Vor der Kommunalwahl am Sonntag, 13. September, analysiert der General-Anzeiger in lockerer Folge Schwerpunktthemen, die für die Zukunft der Stadt wichtig sind. Heute geht es um gehemmte Stadtentwicklung am Beispiel des Viktoriakarrees.

■ Das ist die Situation: Das Viktoriakarree umfasst einen Gebäudemix, der vorwiegend aus Nachkriegsbauten besteht, mit Wohnungen, kleinen Geschäfte und Gaststätten. Mitten drin: ein Parkplatz, der privat verpachtet ist und früher überwiegend Besuchern des Viktoriabads zur Verfügung stand. Das Schwimmbad war das erste in Bonn, das dem Rotstift zum Opfer fiel; es ist seit zehn Jahren geschlossen. Seit 1906 gab es an der Franziskanerstraße ein Bad, damals mit feinem Marmor, Ornamenten, bunten Kacheln und goldenen Fenstern. Während des Zweiten Weltkriegs zerstörte 1944 eine Bombe den Prachtbau. 1964 entschloss sich die Stadt zum Abriss und errichtete einen Neubau, der 1971 eröffnet wurde. Heute befindet sich im Foyer das beliebte Café Blau, im Verwaltungstrakt sind das Stadtmuseum und die Gedenkstätte für die Nazi-Opfer untergebracht. Die Schwimmhalle diente zuletzt als Lagerstätte für die Boote der Bonner Schüler-Rudervereine. Im Rahmen des Beethoven-Jubiläumsjahres hat es die Internationale Beethovenfeste Bonn gGmbh gemietet. Die dort geplanten Veranstaltungen wie etwa eine Klanginstallation mussten wegen Corona auf das nächste Jahr verschoben werden. Einige Gebäude in dem Komplex stehen leer. Sie gehören der Signa – ein Unternehmen des österreichischen Investors und Karstadt Galeria Kaufhof-Besitzers René Benko. Dazu zählt etwa das Gebäude an der Rathausgasse, in dem früher der Kultclub Blow Up beheimatet war. Diese Immobilien stehen quasi als Mahnmale für die seit Jahren währenden Querelen um die städtebauliche Entwicklung des Viktoriakarrees.

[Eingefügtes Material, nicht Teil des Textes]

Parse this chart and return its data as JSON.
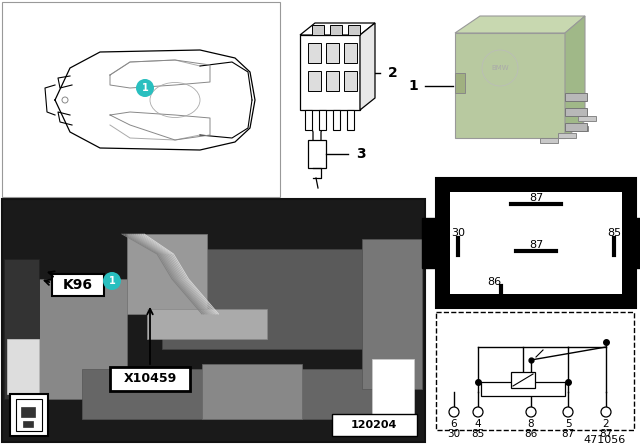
{
  "bg_color": "#ffffff",
  "teal_color": "#29BFBF",
  "relay_green": "#b8c9a0",
  "relay_green_top": "#c8d8b0",
  "relay_green_right": "#a0b888",
  "pin_numbers_top": [
    "6",
    "4",
    "8",
    "5",
    "2"
  ],
  "pin_numbers_bot": [
    "30",
    "85",
    "86",
    "87",
    "87"
  ],
  "code_471056": "471056",
  "code_120204": "120204",
  "k96": "K96",
  "x10459": "X10459"
}
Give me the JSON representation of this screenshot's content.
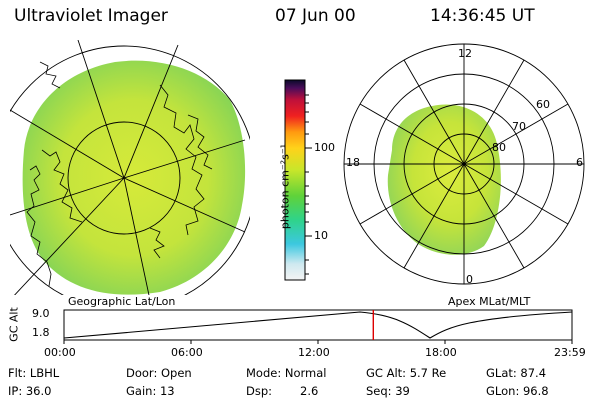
{
  "header": {
    "title": "Ultraviolet Imager",
    "date": "07 Jun 00",
    "time": "14:36:45 UT"
  },
  "colorbar": {
    "ticks": [
      "100",
      "10"
    ],
    "unit_label": "photon cm⁻²s⁻¹"
  },
  "left_map": {
    "caption": "Geographic Lat/Lon"
  },
  "right_polar": {
    "caption": "Apex MLat/MLT",
    "mlt_labels": [
      "12",
      "18",
      "6",
      "0"
    ],
    "lat_labels": [
      "60",
      "70",
      "80"
    ]
  },
  "orbit_plot": {
    "ylabel": "GC Alt",
    "y_ticks": [
      "9.0",
      "1.8"
    ],
    "x_ticks": [
      "00:00",
      "06:00",
      "12:00",
      "18:00",
      "23:59"
    ],
    "marker_time_hours": 14.6125
  },
  "footer": {
    "filter": "Flt: LBHL",
    "door": "Door: Open",
    "mode": "Mode: Normal",
    "gc_alt": "GC Alt: 5.7 Re",
    "glat": "GLat: 87.4",
    "ip": "IP: 36.0",
    "gain": "Gain: 13",
    "dsp_label": "Dsp:",
    "dsp_value": "2.6",
    "seq": "Seq: 39",
    "glon": "GLon: 96.8"
  },
  "colors": {
    "image_main": "#b6e33a",
    "image_edge": "#7fd25a",
    "marker": "#dd0000"
  }
}
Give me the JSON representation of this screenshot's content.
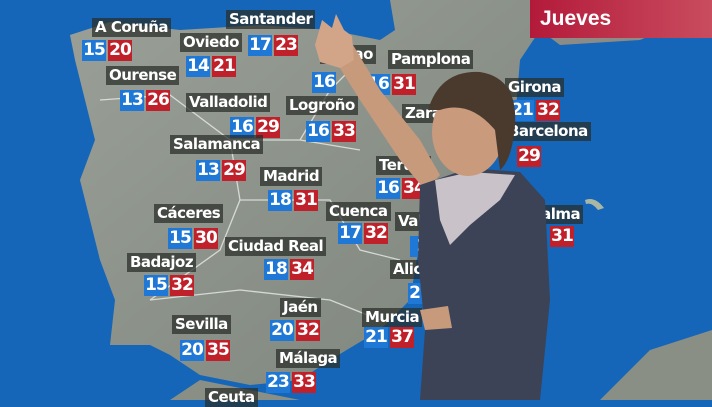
{
  "banner": {
    "day": "Jueves",
    "color": "#c0203a"
  },
  "colors": {
    "min": "#1f78d6",
    "max": "#c0202a",
    "sea": "#1565b8",
    "land": "#8e948c"
  },
  "cities": [
    {
      "name": "A Coruña",
      "min": "15",
      "max": "20"
    },
    {
      "name": "Santander",
      "min": "17",
      "max": "23"
    },
    {
      "name": "Oviedo",
      "min": "14",
      "max": "21"
    },
    {
      "name": "Ourense",
      "min": "13",
      "max": "26"
    },
    {
      "name": "Bilbao",
      "min": "16",
      "max": ""
    },
    {
      "name": "Pamplona",
      "min": "16",
      "max": "31"
    },
    {
      "name": "Valladolid",
      "min": "16",
      "max": "29"
    },
    {
      "name": "Logroño",
      "min": "16",
      "max": "33"
    },
    {
      "name": "Zaragoza",
      "min": "",
      "max": ""
    },
    {
      "name": "Girona",
      "min": "21",
      "max": "32"
    },
    {
      "name": "Barcelona",
      "min": "",
      "max": "29"
    },
    {
      "name": "Salamanca",
      "min": "13",
      "max": "29"
    },
    {
      "name": "Madrid",
      "min": "18",
      "max": "31"
    },
    {
      "name": "Teruel",
      "min": "16",
      "max": "34"
    },
    {
      "name": "Cuenca",
      "min": "17",
      "max": "32"
    },
    {
      "name": "Valencia",
      "min": "2",
      "max": ""
    },
    {
      "name": "Palma",
      "min": "",
      "max": "31"
    },
    {
      "name": "Cáceres",
      "min": "15",
      "max": "30"
    },
    {
      "name": "Ciudad Real",
      "min": "18",
      "max": "34"
    },
    {
      "name": "Badajoz",
      "min": "15",
      "max": "32"
    },
    {
      "name": "Alicante",
      "min": "21",
      "max": ""
    },
    {
      "name": "Sevilla",
      "min": "20",
      "max": "35"
    },
    {
      "name": "Jaén",
      "min": "20",
      "max": "32"
    },
    {
      "name": "Murcia",
      "min": "21",
      "max": "37"
    },
    {
      "name": "Málaga",
      "min": "23",
      "max": "33"
    },
    {
      "name": "Ceuta",
      "min": "",
      "max": ""
    }
  ]
}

Kommunalwahl 2020: Im Viktoriakarree in der Bonner Innenstadt bewegt sich nichts
Foto: Grafik GA

■ Das ist das Kernproblem: Das politische Hickhack um die Planung für ein Einkaufszentrum, die etwas unübersichtlichen Eigentumsverhältnisse und letztlich der Widerstand von Bürgern gegen alle bisherigen Vorschläge zur Entwicklung des Areals haben dazu beigetragen, dass dort bis heute Stillstand und Leerstand herrschen. Hintergrund: Kurz nach der Schließung des Viktoriabads wurde bekannt, dass Investoren Immobilien im Viktoriakarree aufkauften. Unter anderem auch das große Gebäude an der Stockenstraße/Ecke Rathausgasse, in dem einst Eisenwaren Dahm seine Waren anbot. Das Gebäude galt als Schlüsselimmobilie, um von dort aus das Areal zu erschließen und ein Projekt aus einem Guss zu verwirklichen. Als die ersten Mietverträge aufgekündigt wurden, wurde die Politik hellhörig. „Dort wird hoch gepokert und spekuliert“, warnte damals das SPD-Urgestein Herbert Spoelgen. Bei den kleinen Geschäftsleuten entstand Unruhe, man fürchtete, dass alteingesessene Ladenbetreiber und Anwohner vertrieben würden.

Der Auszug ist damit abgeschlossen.